Upon witnessing Doug’s kindness to Feldman, Charmin asks, “Hey Santa Claus, before you put your reindeer to bed, you got anything in your bag of tricks for me?”
“What do you want?” asks Doug.
“I want to be admired from afar,” replies Charmin.
“Okay, I’ve got something for you where no one will dare lay a finger on you. Fellas!” Doug’s two assistants wheel out a large cage, Charmin gets into it, and Doug transforms her into a mountain lion .
Doug then produces Cal, wearing full lion tamer regalia, from a paper-covered three-fold screen.
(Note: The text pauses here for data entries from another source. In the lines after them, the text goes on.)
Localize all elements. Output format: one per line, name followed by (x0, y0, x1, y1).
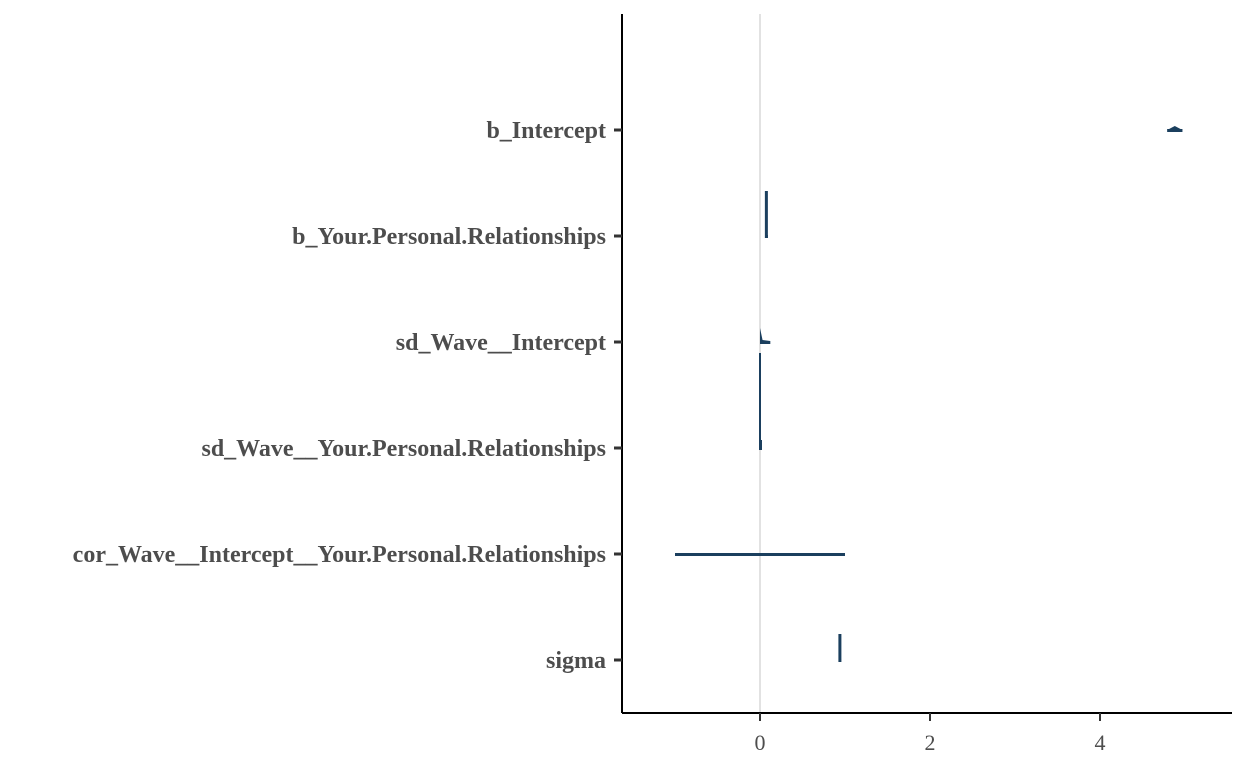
param-row (764, 191, 768, 238)
x-tick-label: 2 (925, 730, 936, 755)
y-tick-label: sigma (546, 648, 606, 674)
y-tick-label: b_Intercept (486, 118, 606, 144)
x-axis-ticks: 0 2 4 (755, 713, 1106, 755)
y-tick-label: sd_Wave__Your.Personal.Relationships (201, 436, 606, 462)
interval-bar (675, 553, 845, 556)
x-tick-label: 4 (1095, 730, 1106, 755)
param-row (759, 353, 762, 450)
density-mark (1167, 126, 1183, 130)
interval-bar (1167, 129, 1183, 132)
y-axis-ticks: b_Intercept b_Your.Personal.Relationships… (73, 118, 622, 674)
density-mark (760, 328, 771, 344)
y-tick-label: b_Your.Personal.Relationships (292, 224, 606, 250)
param-row (838, 634, 842, 662)
param-row (675, 553, 845, 556)
y-tick-label: sd_Wave__Intercept (396, 330, 606, 356)
interval-marks (675, 126, 1183, 662)
density-mark (760, 440, 762, 450)
y-tick-label: cor_Wave__Intercept__Your.Personal.Relat… (73, 542, 606, 568)
param-row (1167, 126, 1183, 132)
density-mark (764, 191, 768, 238)
density-mark (759, 353, 761, 450)
x-tick-label: 0 (755, 730, 766, 755)
param-row (760, 328, 771, 344)
density-mark (838, 634, 842, 662)
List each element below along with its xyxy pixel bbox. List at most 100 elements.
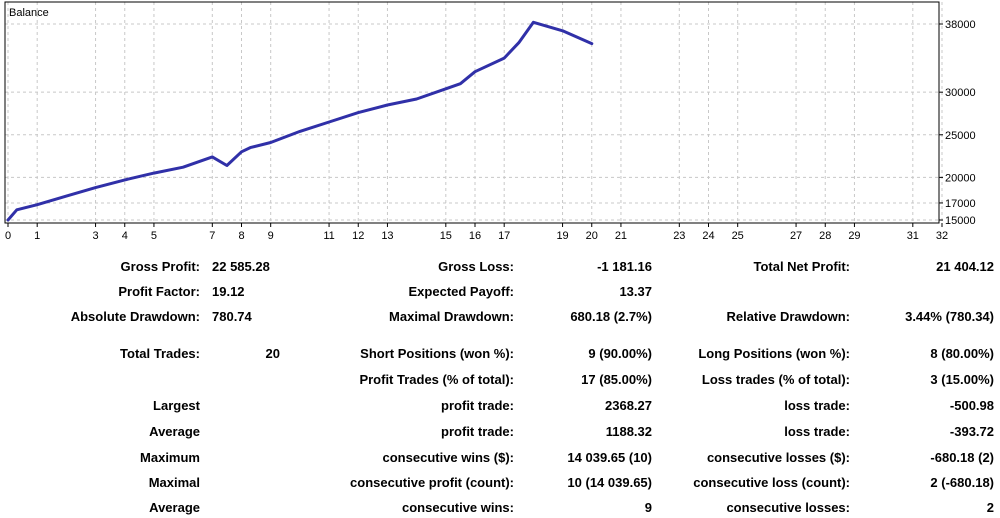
balance-series-line	[6, 20, 594, 222]
grid	[5, 2, 943, 223]
relative-drawdown-label: Relative Drawdown:	[726, 309, 850, 324]
average-consecutive-wins-label: consecutive wins:	[402, 500, 514, 515]
maximal-consecutive-loss-label: consecutive loss (count):	[693, 475, 850, 490]
average-profit-trade-label: profit trade:	[441, 424, 514, 439]
total-trades-value: 20	[265, 346, 280, 361]
largest-loss-trade-value: -500.98	[949, 398, 994, 413]
x-tick-label: 4	[122, 230, 128, 242]
x-tick-label: 19	[556, 230, 568, 242]
long-positions-label: Long Positions (won %):	[698, 346, 850, 361]
y-tick-label: 30000	[945, 87, 976, 99]
profit-factor-label: Profit Factor:	[118, 284, 200, 299]
x-tick-label: 5	[151, 230, 157, 242]
largest-profit-trade-label: profit trade:	[441, 398, 514, 413]
total-trades-label: Total Trades:	[120, 346, 200, 361]
stats-row-3: Absolute Drawdown: 780.74 Maximal Drawdo…	[0, 307, 1000, 327]
x-tick-label: 0	[5, 230, 11, 242]
chart-svg: 0 1 3 4 5 7 8 9 11 12 13 15 16 17 19 20 21 23 24 25 27 28 29 31…	[4, 1, 976, 242]
long-positions-value: 8 (80.00%)	[930, 346, 994, 361]
gross-loss-label: Gross Loss:	[438, 259, 514, 274]
max-consecutive-wins-label: consecutive wins ($):	[382, 450, 514, 465]
average-consecutive-label: Average	[149, 500, 200, 515]
absolute-drawdown-value: 780.74	[212, 309, 252, 324]
x-tick-label: 8	[238, 230, 244, 242]
gross-profit-label: Gross Profit:	[120, 259, 200, 274]
x-tick-label: 15	[440, 230, 452, 242]
statistics-table: Gross Profit: 22 585.28 Gross Loss: -1 1…	[0, 252, 1000, 517]
max-consecutive-losses-value: -680.18 (2)	[930, 450, 994, 465]
y-tick-label: 20000	[945, 172, 976, 184]
gross-loss-value: -1 181.16	[597, 259, 652, 274]
absolute-drawdown-label: Absolute Drawdown:	[70, 309, 200, 324]
x-tick-label: 17	[498, 230, 510, 242]
balance-chart: 0 1 3 4 5 7 8 9 11 12 13 15 16 17 19 20 21 23 24 25 27 28 29 31…	[0, 0, 1000, 245]
stats-row-7: Average profit trade: 1188.32 loss trade…	[0, 422, 1000, 442]
stats-row-6: Largest profit trade: 2368.27 loss trade…	[0, 396, 1000, 416]
x-tick-label: 32	[936, 230, 948, 242]
total-net-profit-label: Total Net Profit:	[753, 259, 850, 274]
maximum-label: Maximum	[140, 450, 200, 465]
maximal-drawdown-value: 680.18 (2.7%)	[570, 309, 652, 324]
profit-trades-value: 17 (85.00%)	[581, 372, 652, 387]
y-tick-label: 15000	[945, 215, 976, 227]
stats-row-10: Average consecutive wins: 9 consecutive …	[0, 498, 1000, 518]
largest-profit-trade-value: 2368.27	[605, 398, 652, 413]
maximal-consecutive-profit-label: consecutive profit (count):	[350, 475, 514, 490]
x-tick-label: 3	[93, 230, 99, 242]
stats-row-5: Profit Trades (% of total): 17 (85.00%) …	[0, 370, 1000, 390]
largest-label: Largest	[153, 398, 200, 413]
x-tick-label: 27	[790, 230, 802, 242]
x-tick-label: 11	[323, 230, 334, 242]
x-tick-label: 13	[381, 230, 393, 242]
maximal-drawdown-label: Maximal Drawdown:	[389, 309, 514, 324]
average-consecutive-losses-label: consecutive losses:	[726, 500, 850, 515]
x-tick-label: 25	[732, 230, 744, 242]
max-consecutive-losses-label: consecutive losses ($):	[706, 450, 850, 465]
largest-loss-trade-label: loss trade:	[784, 398, 850, 413]
maximal-consecutive-profit-value: 10 (14 039.65)	[567, 475, 652, 490]
x-axis: 0 1 3 4 5 7 8 9 11 12 13 15 16 17 19 20 21 23 24 25 27 28 29 31…	[5, 223, 948, 242]
short-positions-value: 9 (90.00%)	[588, 346, 652, 361]
average-profit-trade-value: 1188.32	[605, 424, 652, 439]
loss-trades-label: Loss trades (% of total):	[701, 372, 850, 387]
x-tick-label: 23	[673, 230, 685, 242]
profit-trades-label: Profit Trades (% of total):	[359, 372, 514, 387]
maximal-label: Maximal	[148, 475, 200, 490]
max-consecutive-wins-value: 14 039.65 (10)	[567, 450, 652, 465]
maximal-consecutive-loss-value: 2 (-680.18)	[930, 475, 994, 490]
y-axis: 15000 17000 20000 25000 30000 38000	[939, 19, 976, 227]
x-tick-label: 21	[615, 230, 627, 242]
stats-row-2: Profit Factor: 19.12 Expected Payoff: 13…	[0, 282, 1000, 302]
profit-factor-value: 19.12	[212, 284, 245, 299]
short-positions-label: Short Positions (won %):	[360, 346, 514, 361]
gross-profit-value: 22 585.28	[212, 259, 270, 274]
average-consecutive-losses-value: 2	[986, 500, 994, 515]
stats-row-4: Total Trades: 20 Short Positions (won %)…	[0, 344, 1000, 364]
total-net-profit-value: 21 404.12	[936, 259, 994, 274]
y-tick-label: 38000	[945, 19, 976, 31]
x-tick-label: 24	[702, 230, 714, 242]
x-tick-label: 31	[907, 230, 919, 242]
average-label: Average	[149, 424, 200, 439]
x-tick-label: 7	[209, 230, 215, 242]
average-loss-trade-label: loss trade:	[784, 424, 850, 439]
x-tick-label: 16	[469, 230, 481, 242]
expected-payoff-label: Expected Payoff:	[408, 284, 514, 299]
plot-frame	[4, 1, 940, 224]
legend-label: Balance	[9, 7, 49, 19]
x-tick-label: 12	[352, 230, 364, 242]
stats-row-9: Maximal consecutive profit (count): 10 (…	[0, 473, 1000, 493]
stats-row-1: Gross Profit: 22 585.28 Gross Loss: -1 1…	[0, 257, 1000, 277]
x-tick-label: 20	[586, 230, 598, 242]
y-tick-label: 17000	[945, 198, 976, 210]
relative-drawdown-value: 3.44% (780.34)	[905, 309, 994, 324]
y-tick-label: 25000	[945, 130, 976, 142]
stats-row-8: Maximum consecutive wins ($): 14 039.65 …	[0, 448, 1000, 468]
average-consecutive-wins-value: 9	[644, 500, 652, 515]
average-loss-trade-value: -393.72	[949, 424, 994, 439]
x-tick-label: 9	[268, 230, 274, 242]
x-tick-label: 1	[34, 230, 40, 242]
x-tick-label: 28	[819, 230, 831, 242]
loss-trades-value: 3 (15.00%)	[930, 372, 994, 387]
expected-payoff-value: 13.37	[619, 284, 652, 299]
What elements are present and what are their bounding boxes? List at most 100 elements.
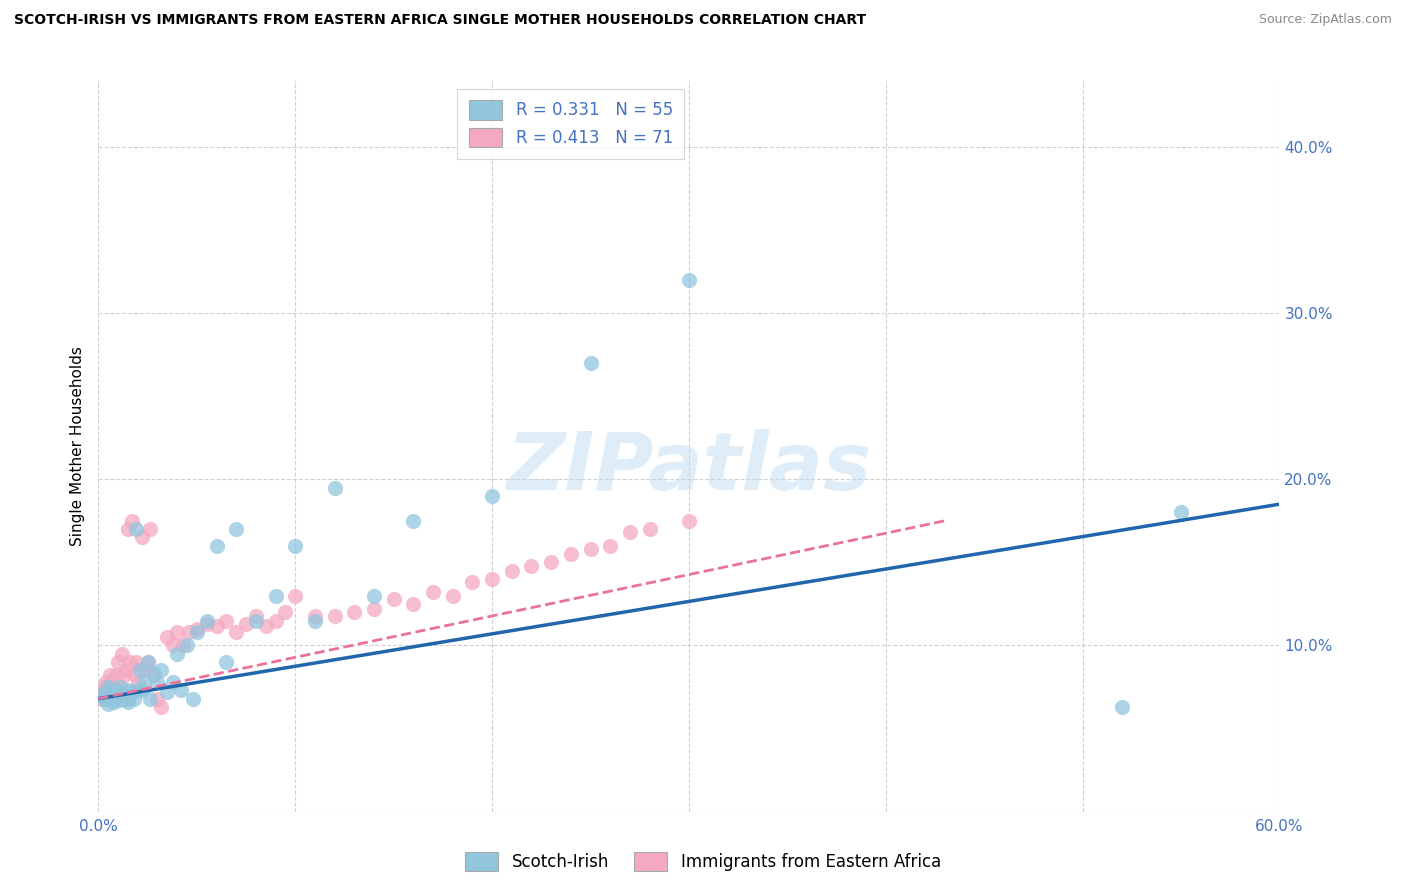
Point xyxy=(111,685,134,699)
Point xyxy=(97,680,120,694)
Legend: R = 0.331   N = 55, R = 0.413   N = 71: R = 0.331 N = 55, R = 0.413 N = 71 xyxy=(457,88,685,159)
Point xyxy=(402,514,425,528)
Point xyxy=(117,522,139,536)
Point xyxy=(195,616,218,631)
Point xyxy=(481,572,503,586)
Point xyxy=(195,614,218,628)
Point xyxy=(108,680,131,694)
Point xyxy=(108,680,131,694)
Point xyxy=(98,668,121,682)
Point xyxy=(579,542,602,557)
Point xyxy=(441,589,464,603)
Point xyxy=(205,539,228,553)
Point xyxy=(215,614,238,628)
Point xyxy=(136,655,159,669)
Point xyxy=(125,522,148,536)
Point xyxy=(382,591,405,606)
Point xyxy=(97,683,120,698)
Point xyxy=(118,655,141,669)
Point xyxy=(225,522,247,536)
Point xyxy=(121,514,143,528)
Point xyxy=(105,668,128,682)
Point xyxy=(131,683,153,698)
Point xyxy=(96,675,118,690)
Point xyxy=(107,685,129,699)
Point xyxy=(105,690,128,704)
Point xyxy=(150,700,173,714)
Point xyxy=(115,691,138,706)
Point xyxy=(135,664,157,678)
Point xyxy=(138,691,160,706)
Point xyxy=(127,675,149,690)
Point xyxy=(91,689,114,703)
Point xyxy=(132,675,155,690)
Point xyxy=(343,605,366,619)
Y-axis label: Single Mother Households: Single Mother Households xyxy=(70,346,86,546)
Point xyxy=(481,489,503,503)
Point xyxy=(111,691,134,706)
Point xyxy=(93,680,115,694)
Point xyxy=(579,356,602,370)
Point xyxy=(89,691,111,706)
Point xyxy=(166,625,188,640)
Point xyxy=(98,691,121,706)
Point xyxy=(215,655,238,669)
Point xyxy=(146,675,169,690)
Point xyxy=(540,555,562,569)
Point xyxy=(254,618,277,632)
Point xyxy=(101,689,124,703)
Point xyxy=(103,680,125,694)
Point xyxy=(284,539,307,553)
Point xyxy=(235,616,257,631)
Point xyxy=(142,668,165,682)
Point xyxy=(1170,506,1192,520)
Point xyxy=(162,639,184,653)
Point xyxy=(91,685,114,699)
Point xyxy=(103,695,125,709)
Point xyxy=(678,273,700,287)
Point xyxy=(142,666,165,681)
Point xyxy=(122,691,145,706)
Point xyxy=(125,655,148,669)
Point xyxy=(520,558,543,573)
Point xyxy=(363,589,385,603)
Point xyxy=(98,685,121,699)
Point xyxy=(96,689,118,703)
Point xyxy=(461,575,484,590)
Point xyxy=(264,614,287,628)
Point xyxy=(166,647,188,661)
Point xyxy=(93,691,115,706)
Legend: Scotch-Irish, Immigrants from Eastern Africa: Scotch-Irish, Immigrants from Eastern Af… xyxy=(457,843,949,880)
Text: SCOTCH-IRISH VS IMMIGRANTS FROM EASTERN AFRICA SINGLE MOTHER HOUSEHOLDS CORRELAT: SCOTCH-IRISH VS IMMIGRANTS FROM EASTERN … xyxy=(14,13,866,28)
Point xyxy=(170,683,193,698)
Point xyxy=(363,602,385,616)
Point xyxy=(97,697,120,711)
Point xyxy=(122,666,145,681)
Point xyxy=(245,614,267,628)
Point xyxy=(146,691,169,706)
Point xyxy=(118,689,141,703)
Point xyxy=(93,691,115,706)
Point xyxy=(136,655,159,669)
Point xyxy=(274,605,297,619)
Point xyxy=(245,608,267,623)
Point xyxy=(115,664,138,678)
Point xyxy=(402,597,425,611)
Point xyxy=(678,514,700,528)
Point xyxy=(619,525,641,540)
Point xyxy=(117,695,139,709)
Point xyxy=(101,675,124,690)
Text: ZIPatlas: ZIPatlas xyxy=(506,429,872,507)
Point xyxy=(107,655,129,669)
Point xyxy=(323,608,346,623)
Point xyxy=(105,683,128,698)
Point xyxy=(1111,700,1133,714)
Point xyxy=(112,668,135,682)
Point xyxy=(186,625,208,640)
Point xyxy=(107,693,129,707)
Point xyxy=(599,539,621,553)
Point xyxy=(162,675,184,690)
Point xyxy=(422,585,444,599)
Point xyxy=(225,625,247,640)
Point xyxy=(111,647,134,661)
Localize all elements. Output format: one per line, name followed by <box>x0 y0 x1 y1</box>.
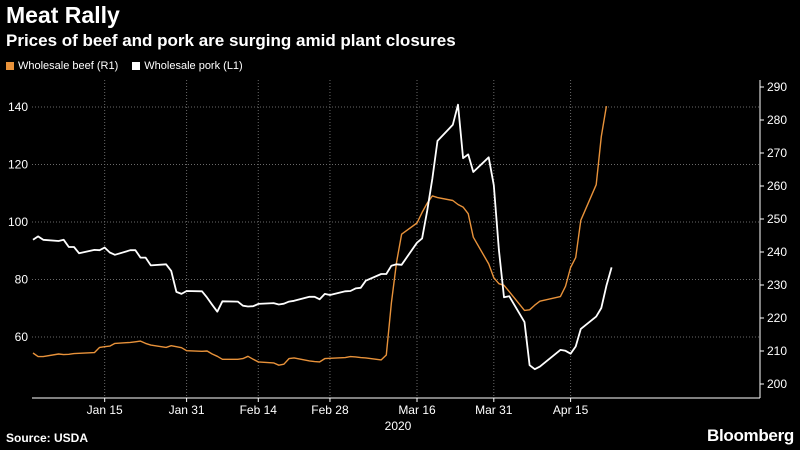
y-left-tick-label: 80 <box>15 273 29 287</box>
y-right-tick-label: 230 <box>767 278 787 292</box>
axes: 60 80 100 120 140 Jan 15 Jan 31 Feb 14 Feb 28 Mar… <box>8 80 787 433</box>
grid-lines <box>32 80 760 398</box>
y-right-tick-label: 240 <box>767 245 787 259</box>
bloomberg-logo: Bloomberg <box>706 426 794 445</box>
series-line-pork <box>32 103 613 371</box>
x-tick-label: Jan 15 <box>87 403 123 417</box>
legend-swatch-pork <box>132 62 141 70</box>
series-lines <box>32 103 613 371</box>
x-tick-label: Jan 31 <box>169 403 205 417</box>
x-tick-label: Apr 15 <box>553 403 589 417</box>
x-tick-label: Mar 31 <box>475 403 513 417</box>
y-right-tick-label: 210 <box>767 344 787 358</box>
legend-item-beef: Wholesale beef (R1) <box>6 60 118 72</box>
y-right-tick-label: 200 <box>767 377 787 391</box>
y-right-tick-label: 290 <box>767 80 787 94</box>
series-line-beef <box>32 105 608 366</box>
legend-swatch-beef <box>6 62 14 70</box>
y-right-tick-label: 260 <box>767 179 787 193</box>
y-right-tick-label: 220 <box>767 311 787 325</box>
y-right-tick-label: 280 <box>767 113 787 127</box>
x-tick-label: Mar 16 <box>398 403 436 417</box>
y-right-tick-label: 270 <box>767 146 787 160</box>
legend-label-pork: Wholesale pork (L1) <box>144 60 243 72</box>
x-year-label: 2020 <box>385 419 412 433</box>
x-tick-label: Feb 28 <box>311 403 349 417</box>
legend-label-beef: Wholesale beef (R1) <box>18 60 119 72</box>
y-left-tick-label: 140 <box>8 100 28 114</box>
chart-subtitle: Prices of beef and pork are surging amid… <box>6 31 456 50</box>
x-tick-label: Feb 14 <box>240 403 278 417</box>
y-left-tick-label: 120 <box>8 158 28 172</box>
chart-title: Meat Rally <box>6 2 120 28</box>
legend: Wholesale beef (R1) Wholesale pork (L1) <box>6 60 243 72</box>
y-left-tick-label: 60 <box>15 330 29 344</box>
y-left-tick-label: 100 <box>8 215 28 229</box>
legend-item-pork: Wholesale pork (L1) <box>132 60 243 72</box>
y-right-tick-label: 250 <box>767 212 787 226</box>
source-note: Source: USDA <box>6 431 89 445</box>
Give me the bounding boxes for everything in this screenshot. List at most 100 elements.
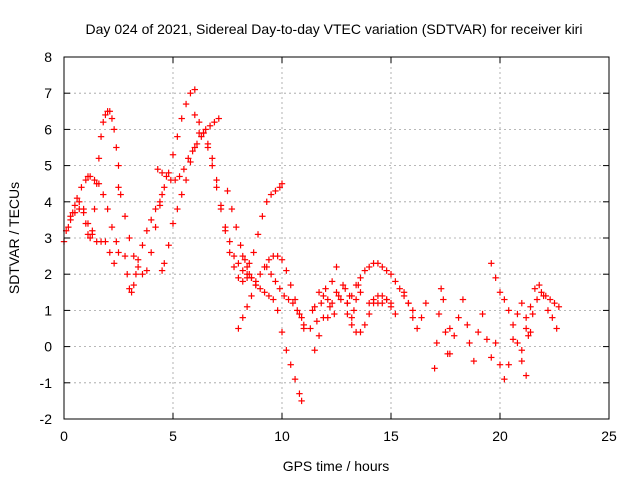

She holds a steno pad in one hand and continues taking dictation—using her whip as a pencil; Cal doesn’t realize she has been conjured away from her new job as a secretary. Doug presents her with the lion.
“You finally noticed, huh?” says Cal, unable to hide her joy.
“I noticed,” replies Doug, staring into her eyes.
“You’re crazy about me?”
“I’m crazy about you,” admits Doug.
“To tell you the truth, I can’t spell anyway.” Cal tosses the steno pad over her shoulder. They look each other in the eyes and kiss. The kissing couple and the caged lion are left silhouetted on stage as the curtain falls.